The decision of the Sheriff Principal in the case of Gee v Axa to refuse to allow recovery of credit hire charges incurred demonstrates that, in establishing impecuniosity, the onus is squarely on the pursuer.
Facts of the case
Jacqueline Gee obtained a replacement vehicle from Accident Exchange on a credit hire basis following a road traffic accident in July 2006. The hire ran from 19 September until 16 October 2006 at a cost of £4,299.18. Liability, pre-litigation, had been agreed on a 50/50 basis between the defender and Accident Exchange. The pursuer insisted upon 100% once the action was litigated. The issue of the contractual reliance on liability and the question of quantification of damages came before the court.
Prior to the hearing on evidence the defenders placed a call on the pursuer to state “whether she had sufficient funds to pay for the cost of hiring a vehicle other than by credit hire”. The pursuer’s pleadings merely stated that “the pursuer was impecunious at the start and during the hire period.” Nevertheless, the proof went ahead and the pursuer was awarded the total hire claimed.
The defenders lodged an appeal with Sheriff Principal on the following issues:
- Whether there was an agreement prior to proof that liability be split on a 50/50 basis
- Whether the credit hire charges incurred by the pursuer were recoverable from the defenders
There was an exchange of emails pre-litigation between Accident Exchange and the defenders agreeing a 50/50 split. The Sheriff Principal held that this arrangement was irrelevant to the present court proceedings as it was Accident Exchange, and not the pursuer, bound by that agreement with the defenders.
The Sheriff Principal decided that the Sheriff at first instance was wrong to find that the pursuer’s oral evidence alone, in the absence of any supporting documentation, was sufficient to prove impecuniosity. The defenders had enrolled a specification of documents for the pursuer’s bank statements during the course of litigation. This had been opposed by the pursuer’s solicitors and ultimately refused by the Sheriff. Accordingly, the only evidence of the pursuer’s financial status at the time of hire was that of the pursuer herself.

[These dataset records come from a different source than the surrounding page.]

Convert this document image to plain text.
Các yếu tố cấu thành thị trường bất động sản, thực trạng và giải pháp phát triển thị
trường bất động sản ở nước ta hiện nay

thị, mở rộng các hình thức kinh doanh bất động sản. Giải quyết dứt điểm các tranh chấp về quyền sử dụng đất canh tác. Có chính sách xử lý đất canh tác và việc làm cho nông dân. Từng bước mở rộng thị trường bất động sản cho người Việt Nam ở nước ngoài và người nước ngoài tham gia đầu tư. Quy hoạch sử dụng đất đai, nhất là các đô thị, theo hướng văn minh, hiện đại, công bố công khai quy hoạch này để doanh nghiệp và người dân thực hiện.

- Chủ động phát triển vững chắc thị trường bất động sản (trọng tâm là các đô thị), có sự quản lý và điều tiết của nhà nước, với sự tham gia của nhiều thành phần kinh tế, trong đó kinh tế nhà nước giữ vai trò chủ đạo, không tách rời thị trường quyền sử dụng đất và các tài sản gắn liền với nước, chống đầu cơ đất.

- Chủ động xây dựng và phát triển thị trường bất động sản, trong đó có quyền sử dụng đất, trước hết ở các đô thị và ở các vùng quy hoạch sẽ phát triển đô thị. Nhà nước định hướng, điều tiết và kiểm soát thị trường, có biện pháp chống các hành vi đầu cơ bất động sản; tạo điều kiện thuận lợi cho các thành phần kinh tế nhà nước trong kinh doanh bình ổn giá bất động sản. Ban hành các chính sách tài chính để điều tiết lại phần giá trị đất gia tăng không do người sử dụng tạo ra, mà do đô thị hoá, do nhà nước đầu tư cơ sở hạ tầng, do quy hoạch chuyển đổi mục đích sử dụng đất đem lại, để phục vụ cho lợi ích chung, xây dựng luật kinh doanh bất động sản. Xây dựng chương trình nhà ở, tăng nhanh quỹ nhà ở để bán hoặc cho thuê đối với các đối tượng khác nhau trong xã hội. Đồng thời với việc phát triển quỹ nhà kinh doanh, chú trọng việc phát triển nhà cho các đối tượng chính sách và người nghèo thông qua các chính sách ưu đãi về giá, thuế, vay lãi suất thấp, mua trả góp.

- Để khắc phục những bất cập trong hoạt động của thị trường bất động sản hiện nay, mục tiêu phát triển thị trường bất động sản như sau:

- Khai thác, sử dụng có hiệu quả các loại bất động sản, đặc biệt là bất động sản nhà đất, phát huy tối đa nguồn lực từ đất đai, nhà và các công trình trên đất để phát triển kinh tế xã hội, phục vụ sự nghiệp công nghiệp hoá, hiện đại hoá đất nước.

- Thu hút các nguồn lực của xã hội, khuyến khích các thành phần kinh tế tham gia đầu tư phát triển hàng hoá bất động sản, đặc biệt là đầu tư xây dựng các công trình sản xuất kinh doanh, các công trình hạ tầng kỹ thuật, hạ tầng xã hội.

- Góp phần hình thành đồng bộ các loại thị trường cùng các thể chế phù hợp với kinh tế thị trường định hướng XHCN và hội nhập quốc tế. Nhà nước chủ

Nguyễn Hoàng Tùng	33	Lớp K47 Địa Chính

Precedent is clear that a pursuer cannot recover more than the “basic hire rate” (previously spot rate) for a replacement vehicle unless they are impecunious. This precludes recovery of the more expensive cost of a credit hire vehicle. Whether the pursuer is impecunious depends on the facts and circumstances relating to the pursuer’s financial circumstances which are only within the knowledge of the pursuer.
The Sheriff Principal ultimately decided that the onus of proving impecuniosity will be on the party arguing it, namely the pursuer, and held that in the present case the pursuer’s oral evidence failed to discharge this burden.
The defenders had led "best hire" evidence at proof. However, because the Sheriff at first instance made no finding in relation to these rates, the Sheriff principal was unable to grant Decree for a lesser sum, therefore, she allowed the Appeal and no sum in respect of the credit hire charges were payable.